I called the daycare my husband and I chose and made arrangements for our son to start next monday.  It is amazing all the changes going on in our lives.  I'm excited and nervous along with so many other emotions.

I wanted to go back just part time so I can adjust going back to work and still spend time with my son while he's young.  Being bipolar there is always a chance any stress that occurs might cause a chemical reaction altering my state of mind.  I also have to be mindful of maintaining my sobriety.  In the past I have used alcohol to deal with stressful situations; I don't want to fall back into that pattern.  At least I have outlets now to express my feelings through this blog and also through the meetings I attend.
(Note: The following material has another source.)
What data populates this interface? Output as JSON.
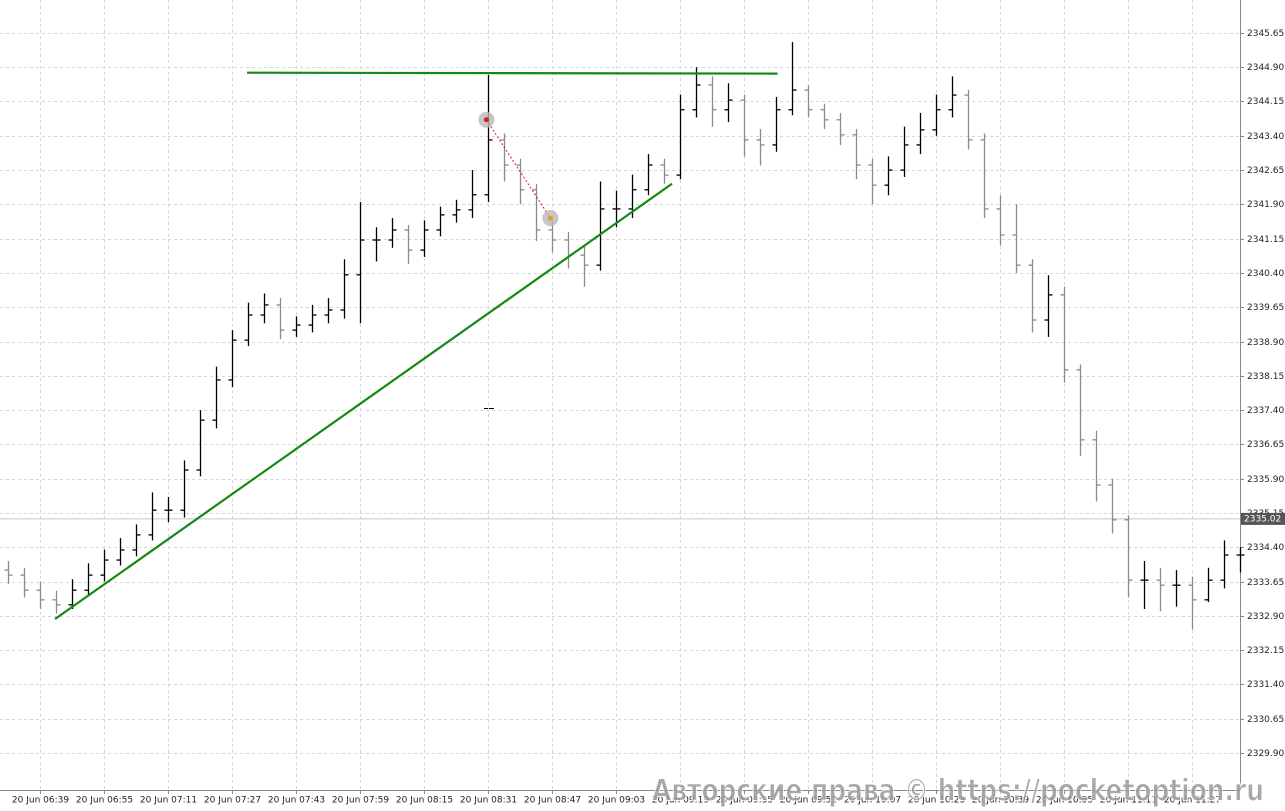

Being aware of my diseases and keeping the recovery from them as a priority really helps keep me from slipping into a downward spiral.

Friday, March 2, 2012

Change, do I really want it?

Currently, I am a stay at home mom with a 2 1/2 year old son.  My husband works and brings in a decent income and I recieve disability income while I'm not working due to being bipolar.  The stress of going back to work might derail my stability, which is why social security allows a trial work period.

I am about to use that trial work period, but I need to obtain a job first.  I've had one interview and will have another tommorrow.  I've also submitted my resume to a few other places.  I was so overwhelmed at that first interview; I hope only because I haven't interviewed in almost 4 years and that my future interviews will go better.

Along with having to find a job, we're having to find an affordable daycare for my son.  Since I recieve a monthly income through disability, whatever job I get must make up for that and also cover daycare to make it worth going back to work.  This alone makes me request a minimum salary from any job offer; which does not go over well with some employers.

So far the two daycares we've looked at have not impressed me.  I'm probably expecting too much because I want it to be perfect for him and there's no such thing.  A lot of daycares require him to be fully potty trained and he's not quite there yet.

All of this change is hard for me, but I want it.  I think a part time adjustment period is necessary for both me and my son before we both go full time in a couple years.  It's just so much easier to stay in the comfort zone of what is known, but that would not be good in the long run.